釈迦の人間性や説いていた内容など、わかりやすく書かれた良書でした。そして釈迦には無神論というか不可知論者的側面を強く感じました。釈迦の言葉の中に「神を崇めよ」といった類のものは一切出てきません。また良い行いをすれば天国に行けるという言葉もありません。それどころかあの世の存在自体に言及しないというのが釈迦のスタイルです。釈迦は、今ある苦しみに対峙することこそが、最も大事なことであり、あの世の存在、神の存在に言及することに価値を見出していなかったのです。この本を読んでそのことがはっきりとわかりました。

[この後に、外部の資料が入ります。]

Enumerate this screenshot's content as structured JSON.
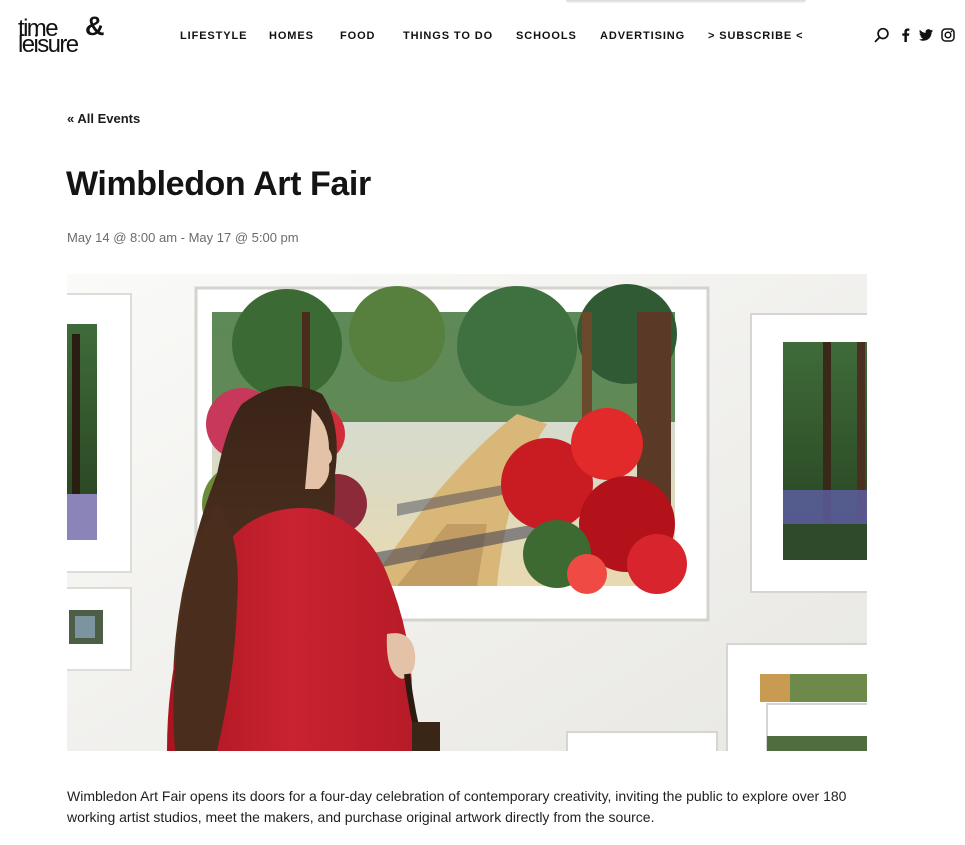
{
  "header": {
    "logo": {
      "line1": "time",
      "ampersand": "&",
      "line2": "leisure",
      "alt": "time & leisure"
    },
    "nav": [
      {
        "label": "LIFESTYLE"
      },
      {
        "label": "HOMES"
      },
      {
        "label": "FOOD"
      },
      {
        "label": "THINGS TO DO"
      },
      {
        "label": "SCHOOLS"
      },
      {
        "label": "ADVERTISING"
      },
      {
        "label": "> SUBSCRIBE <"
      }
    ],
    "tools": [
      {
        "icon": "search-icon"
      },
      {
        "icon": "facebook-icon"
      },
      {
        "icon": "twitter-icon"
      },
      {
        "icon": "instagram-icon"
      }
    ]
  },
  "event": {
    "back_link": "« All Events",
    "title": "Wimbledon Art Fair",
    "dates": "May 14 @ 8:00 am - May 17 @ 5:00 pm",
    "image_icon": "event-photo",
    "description": "Wimbledon Art Fair opens its doors for a four-day celebration of contemporary creativity, inviting the public to explore over 180 working artist studios, meet the makers, and purchase original artwork directly from the source."
  },
  "colors": {
    "text": "#141414",
    "muted": "#6c6c6c",
    "coat_red": "#c41f2a",
    "wall": "#f1f1ef"
  }
}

釈迦の基本思想である中道という考え。これが素晴らしい。死後の世界はあり魂は永遠であるというような考えを「常見」、あの世などない、死んだらしまいというような考えを「断見」と定義しています。永遠と滅したら終りという相対する考え。それに対して中道は、その極端などちらにもよらない考えで常に中立の立場で考えるということです。不可知論は存在を認識できないのだから、神を信じるも信じないもないという考えであるが、中道と通じるものがある。

釈迦は常に生きることの苦しみ、特に老いて死ぬことの苦しみから解放されるには、どうあるべきかというのを説いています。釈迦の答えは生への執着を含め、あらゆる執着を捨てよ、というものです。だから死の恐怖に苛まれて神に祈るというのは釈迦からすれば愚の骨頂というわけでしょう。この本は、こういった釈迦の思想をきちんと勉強出来る良書だと思います。仏教は宗教というより思想・哲学だといわれるゆえんも。